I read Tono-Bungay for a class in college in 2001, and apparently liked it enough at the time to keep my copy of it, but when I started re-reading it, I didn’t really remember anything about it. As John Hammond says in his introduction to the book, it’s the story of “a pragmatic narrator divided against himself whose theme is the slow decline and fragmentation of England.”
The book is divided into four parts, centered around the narrator (George Ponderevo) and the Tono-Bungay of the title, which is a patent medicine that his uncle invents. So we get George’s life in “The Days before Tono-Bungay was Invented,” during “The Rise of Tono-Bungay” and “The Great Days of Tono-Bungay,” and in “The Aftermath of Tono-Bungay”: the fact that there’s a rise and an aftermath should tell you something about the arc of this story. The short version: George grows up as the son of a housekeeper at a big country house, but is sent away at age fourteen after he fights with a guest of the house who’s about his age. After a time with his mother’s poor and religious cousin, he ends up living with his aunt and uncle—this uncle is his father’s brother, who’s a pharmacist. His uncle goes bankrupt after some ill-advised stock speculations, but then invents Tono-Bungay (which he hires George to help him with) and quickly makes a lot of money and rises socially, and everything’s great until the business goes bad, at which point everything falls apart.

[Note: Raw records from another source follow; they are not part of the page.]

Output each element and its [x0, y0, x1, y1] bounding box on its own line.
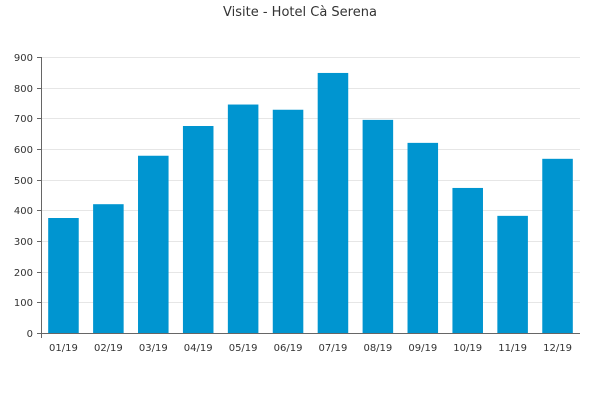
bar-11-19	[497, 215, 528, 333]
x-tick-label: 07/19	[319, 343, 348, 354]
x-tick-label: 03/19	[139, 343, 168, 354]
bars	[48, 72, 573, 334]
x-tick-labels: 01/19 02/19 03/19 04/19 05/19 06/19 07/19 08/19…	[49, 343, 572, 354]
y-tick-label: 600	[14, 145, 33, 156]
x-tick-label: 11/19	[498, 343, 527, 354]
y-tick-label: 800	[14, 84, 33, 95]
y-tick-label: 200	[14, 268, 33, 279]
y-tick-label: 300	[14, 237, 33, 248]
x-tick-label: 09/19	[408, 343, 437, 354]
bar-02-19	[93, 204, 124, 333]
y-tick-labels: 0 100 200 300 400 500 600 700 800 900	[14, 53, 33, 340]
y-tick-label: 500	[14, 176, 33, 187]
bar-03-19	[138, 155, 169, 333]
x-tick-label: 01/19	[49, 343, 78, 354]
bar-07-19	[317, 72, 349, 334]
x-tick-label: 04/19	[184, 343, 213, 354]
y-tick-label: 700	[14, 114, 33, 125]
grid-lines	[41, 57, 580, 303]
bar-10-19	[452, 187, 483, 333]
bar-06-19	[272, 109, 304, 333]
x-tick-label: 06/19	[274, 343, 303, 354]
bar-12-19	[542, 158, 573, 333]
axes	[37, 57, 580, 338]
chart-title: Visite - Hotel Cà Serena	[223, 5, 377, 20]
y-tick-label: 100	[14, 298, 33, 309]
y-tick-label: 400	[14, 206, 33, 217]
x-tick-label: 12/19	[543, 343, 572, 354]
x-tick-label: 08/19	[363, 343, 392, 354]
x-tick-label: 02/19	[94, 343, 123, 354]
bar-08-19	[362, 119, 394, 333]
bar-09-19	[407, 142, 439, 333]
bar-05-19	[227, 104, 259, 334]
y-tick-label: 0	[27, 329, 33, 340]
bar-01-19	[48, 218, 79, 333]
x-tick-label: 05/19	[229, 343, 258, 354]
x-tick-label: 10/19	[453, 343, 482, 354]
y-tick-label: 900	[14, 53, 33, 64]
bar-04-19	[182, 126, 214, 333]
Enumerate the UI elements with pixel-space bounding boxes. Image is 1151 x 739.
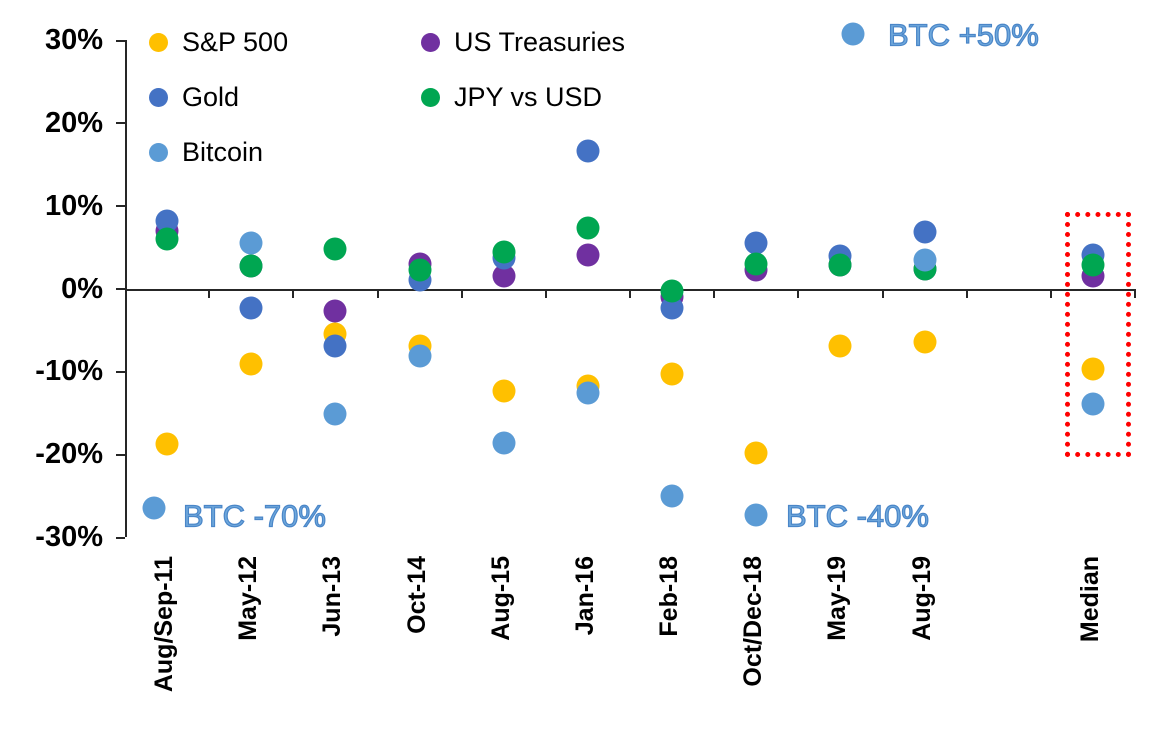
data-point-bitcoin — [1081, 392, 1105, 416]
data-point-us-treasuries — [323, 299, 347, 323]
data-point-gold — [155, 209, 179, 233]
x-axis-tick — [1049, 288, 1052, 298]
legend-swatch-icon — [421, 87, 440, 107]
legend-label: Bitcoin — [182, 136, 264, 167]
y-axis-tick-label: -30% — [35, 521, 103, 553]
x-axis-category-label: Jun-13 — [318, 556, 347, 637]
y-axis-tick-label: 0% — [61, 272, 103, 305]
x-axis-category-label: Oct-14 — [402, 556, 431, 634]
data-point-us-treasuries — [492, 264, 516, 288]
legend-swatch-icon — [149, 32, 168, 52]
data-point-gold — [660, 296, 684, 320]
data-point-bitcoin — [408, 344, 432, 368]
x-axis-tick — [292, 288, 295, 298]
legend-item-jpy-vs-usd: JPY vs USD — [421, 82, 602, 112]
btc-annotation-label: BTC -70% — [182, 498, 326, 534]
legend-label: US Treasuries — [454, 26, 626, 57]
legend-label: S&P 500 — [182, 26, 289, 57]
data-point-bitcoin — [660, 484, 684, 508]
x-axis-tick — [376, 288, 379, 298]
x-axis-category-label: Jan-16 — [570, 556, 599, 636]
data-point-s-p-500 — [155, 432, 179, 456]
data-point-bitcoin — [744, 503, 768, 527]
data-point-jpy-vs-usd — [828, 253, 852, 277]
data-point-s-p-500 — [744, 441, 768, 465]
x-axis-category-label: May-19 — [823, 556, 852, 641]
data-point-s-p-500 — [1081, 357, 1105, 381]
data-point-gold — [239, 296, 263, 320]
y-axis-tick-label: 10% — [44, 189, 103, 222]
x-axis-tick — [460, 288, 463, 298]
y-axis-tick — [116, 536, 125, 539]
data-point-bitcoin — [841, 22, 865, 46]
data-point-s-p-500 — [913, 330, 937, 353]
legend-label: JPY vs USD — [454, 81, 603, 112]
y-axis-tick-label: -20% — [35, 438, 103, 471]
x-axis-category-label: Feb-18 — [655, 556, 684, 637]
x-axis-tick — [629, 288, 631, 298]
data-point-bitcoin — [142, 496, 166, 520]
data-point-s-p-500 — [660, 362, 684, 386]
data-point-jpy-vs-usd — [744, 252, 768, 276]
x-axis-tick — [208, 288, 211, 298]
legend-label: Gold — [182, 81, 240, 112]
y-axis-tick — [116, 370, 125, 373]
data-point-jpy-vs-usd — [492, 240, 516, 264]
x-axis-tick — [713, 288, 716, 298]
x-axis-category-label: Aug-19 — [907, 556, 936, 641]
y-axis-tick — [116, 453, 125, 456]
legend-swatch-icon — [149, 142, 168, 162]
x-axis-tick — [965, 288, 968, 298]
y-axis-tick — [116, 205, 125, 208]
data-point-jpy-vs-usd — [155, 227, 179, 251]
data-point-gold — [576, 139, 600, 163]
legend-swatch-icon — [421, 32, 440, 52]
data-point-jpy-vs-usd — [576, 216, 600, 240]
y-axis-tick-label: 30% — [44, 24, 103, 56]
data-point-s-p-500 — [828, 334, 852, 358]
y-axis-tick-label: -10% — [35, 355, 103, 388]
x-axis-tick — [797, 288, 800, 298]
legend-item-us-treasuries: US Treasuries — [421, 27, 625, 57]
data-point-s-p-500 — [239, 352, 263, 376]
x-axis-tick — [881, 288, 884, 298]
data-point-jpy-vs-usd — [408, 258, 432, 282]
data-point-bitcoin — [239, 231, 263, 255]
x-axis-category-label: Oct/Dec-18 — [739, 556, 768, 687]
legend-item-bitcoin: Bitcoin — [149, 137, 263, 167]
y-axis-tick — [116, 288, 125, 290]
x-axis-category-label: May-12 — [234, 556, 263, 641]
legend-item-gold: Gold — [149, 82, 239, 112]
data-point-jpy-vs-usd — [239, 254, 263, 278]
data-point-bitcoin — [492, 431, 516, 455]
data-point-bitcoin — [323, 402, 347, 426]
x-axis-category-label: Median — [1075, 556, 1104, 643]
data-point-s-p-500 — [492, 379, 516, 403]
data-point-us-treasuries — [576, 243, 600, 267]
x-axis-category-label: Aug-15 — [486, 556, 515, 641]
y-axis-tick — [116, 122, 125, 125]
data-point-gold — [323, 334, 347, 358]
data-point-bitcoin — [576, 381, 600, 405]
data-point-jpy-vs-usd — [660, 279, 684, 303]
legend-swatch-icon — [149, 87, 168, 107]
x-axis-category-label: Aug/Sep-11 — [150, 556, 179, 693]
median-highlight-box — [1064, 212, 1131, 457]
x-axis-tick — [1134, 288, 1136, 298]
x-axis-tick — [544, 288, 547, 298]
data-point-gold — [744, 231, 768, 255]
btc-annotation-label: BTC -40% — [785, 498, 929, 534]
data-point-bitcoin — [913, 248, 937, 271]
legend-item-s-p-500: S&P 500 — [149, 27, 288, 57]
y-axis-tick-label: 20% — [44, 106, 103, 139]
btc-annotation-label: BTC +50% — [887, 17, 1039, 53]
y-axis-tick — [116, 39, 125, 42]
data-point-jpy-vs-usd — [323, 237, 347, 261]
data-point-jpy-vs-usd — [1081, 253, 1105, 277]
data-point-gold — [913, 220, 937, 244]
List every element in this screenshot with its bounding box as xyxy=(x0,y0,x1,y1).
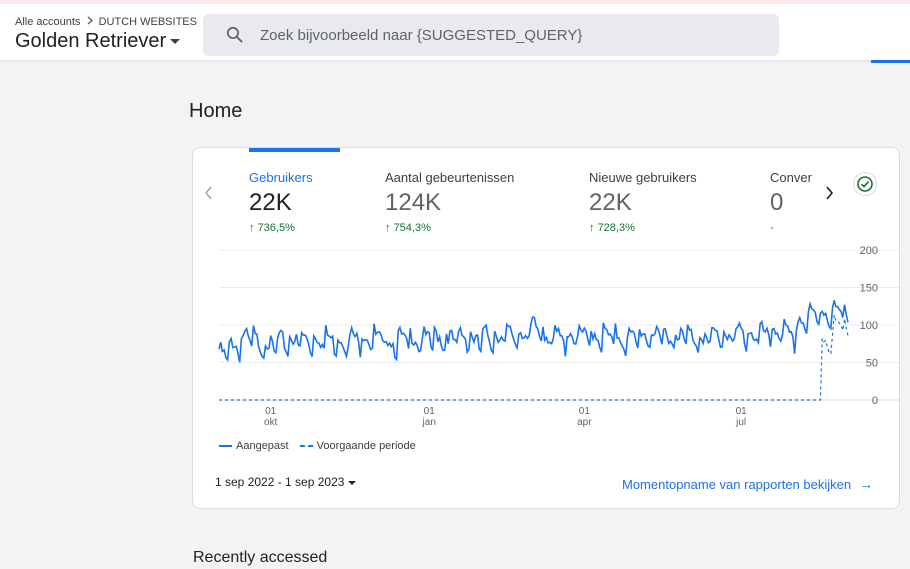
chevron-right-icon[interactable] xyxy=(821,184,837,205)
arrow-right-icon: → xyxy=(859,476,874,492)
page-title: Home xyxy=(189,100,243,122)
header-active-indicator xyxy=(871,60,910,63)
metric-tab-new-users[interactable]: Nieuwe gebruikers 22K ↑ 728,3% xyxy=(589,148,759,242)
check-circle-icon[interactable] xyxy=(853,172,877,196)
metric-label: Conver xyxy=(770,170,812,185)
y-tick-label: 100 xyxy=(860,320,878,332)
top-app-bar: Alle accounts DUTCH WEBSITES Golden Retr… xyxy=(0,0,910,60)
property-selector[interactable]: Golden Retriever xyxy=(15,30,181,53)
view-reports-label: Momentopname van rapporten bekijken xyxy=(622,477,852,492)
x-tick-day: 01 xyxy=(265,406,277,417)
header-divider xyxy=(0,60,910,62)
active-metric-indicator xyxy=(249,148,340,152)
metric-label: Gebruikers xyxy=(249,170,313,185)
breadcrumb-account[interactable]: DUTCH WEBSITES xyxy=(98,16,197,28)
search-bar[interactable]: Zoek bijvoorbeeld naar {SUGGESTED_QUERY} xyxy=(203,14,779,56)
y-tick-label: 0 xyxy=(872,395,878,407)
metric-value: 22K xyxy=(249,189,292,216)
breadcrumb: Alle accounts DUTCH WEBSITES xyxy=(15,16,197,28)
search-input[interactable]: Zoek bijvoorbeeld naar {SUGGESTED_QUERY} xyxy=(260,27,583,44)
metric-value: 0 xyxy=(770,189,784,216)
caret-down-icon xyxy=(170,39,181,45)
y-tick-label: 50 xyxy=(866,358,878,370)
search-icon xyxy=(226,26,243,43)
chevron-left-icon[interactable] xyxy=(201,184,217,205)
legend-solid-swatch xyxy=(219,445,232,448)
view-reports-link[interactable]: Momentopname van rapporten bekijken → xyxy=(622,476,873,492)
x-tick-month: jan xyxy=(422,417,436,428)
metric-delta: - xyxy=(770,222,774,234)
metric-label: Aantal gebeurtenissen xyxy=(385,170,515,185)
legend-dashed-swatch xyxy=(299,445,313,448)
metric-tab-events[interactable]: Aantal gebeurtenissen 124K ↑ 754,3% xyxy=(385,148,575,242)
legend-item-current: Aangepast xyxy=(219,440,289,452)
x-tick-day: 01 xyxy=(424,406,436,417)
y-tick-label: 150 xyxy=(860,283,878,295)
arrow-up-icon: ↑ xyxy=(589,222,595,234)
metric-delta: ↑ 736,5% xyxy=(249,222,295,234)
series-line-previous xyxy=(219,314,849,401)
x-tick-month: jul xyxy=(735,417,746,428)
metric-tab-users[interactable]: Gebruikers 22K ↑ 736,5% xyxy=(249,148,379,242)
chevron-right-icon xyxy=(86,16,94,28)
metric-tab-conversions[interactable]: Conver 0 - xyxy=(770,148,818,242)
recently-accessed-heading: Recently accessed xyxy=(193,549,328,566)
y-tick-label: 200 xyxy=(860,245,878,257)
breadcrumb-root[interactable]: Alle accounts xyxy=(15,16,81,28)
metric-delta: ↑ 728,3% xyxy=(589,222,635,234)
caret-down-icon xyxy=(348,480,357,485)
date-range-label: 1 sep 2022 - 1 sep 2023 xyxy=(215,475,345,489)
chart-legend: Aangepast Voorgaande periode xyxy=(219,440,424,452)
arrow-up-icon: ↑ xyxy=(385,222,391,234)
property-name: Golden Retriever xyxy=(15,30,167,52)
metric-value: 124K xyxy=(385,189,442,216)
legend-item-previous: Voorgaande periode xyxy=(299,440,416,452)
x-tick-month: okt xyxy=(264,417,278,428)
x-tick-month: apr xyxy=(577,417,592,428)
series-line-current xyxy=(218,300,849,363)
x-tick-day: 01 xyxy=(736,406,748,417)
overview-card: Gebruikers 22K ↑ 736,5% Aantal gebeurten… xyxy=(192,147,900,509)
metric-value: 22K xyxy=(589,189,632,216)
x-tick-day: 01 xyxy=(579,406,591,417)
date-range-picker[interactable]: 1 sep 2022 - 1 sep 2023 xyxy=(215,475,357,489)
metric-delta: ↑ 754,3% xyxy=(385,222,431,234)
account-picker[interactable]: Alle accounts DUTCH WEBSITES Golden Retr… xyxy=(8,12,197,57)
metric-label: Nieuwe gebruikers xyxy=(589,170,697,185)
arrow-up-icon: ↑ xyxy=(249,222,255,234)
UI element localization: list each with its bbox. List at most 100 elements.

I don’t remember what I liked about Tono-Bungay when I first read it, but my main feeling this time around was basically, “wow, I think I like my books to be a lot less idea-driven.” That theme mentioned in the introduction, “the slow decline and fragmentation of England”? There’s a lot of that. There’s a lot about the world of the English country house and its surrounding land and dependent village, and how that’s all going away. There’s a lot about shifts related to class and place, how London buildings built as single-family homes are badly converted and rented out, despite their lack of basic amenities like real kitchens. There’s a lot about the relations between men and women, what they’re like for the narrator and what he thinks they should be like. There’s a a bit about socialism, and capitalism, and a whole lot about the rise of an advertising-driven consumer culture.
But the parts of the book that struck me most were the concrete descriptive bits, like when the narrator talks about going to live in London and being struck by its beauty by day:
It shone, pale amber, blue-grey and tenderly spacious and fine under clear autumnal skies, a London of hugely handsome buildings and vistas and distances, a London of gardens and labyrinthine tall museums, of old trees and remote palaces and artificial waters. (91)
or by night:
And after the ordinary overcast day, after dull mornings, came twilight, and London lit up and became a thing of white and yellow and red jewels of light and wonderful floods of golden illumination and stupendous and unfathomable shadows — and there were no longer any mean or shabby people — but a great mysterious movement of unaccountable beings…. (92)
I’m glad to have re-read this if only for the lovely set-piece just before the end of the book, in which George is going down the Thames for a test run in a warship he’s built, and describing the sight of London streaming past: St. Paul’s, the Tower, Greenwich, all the ships and activity of the port, and then the sea.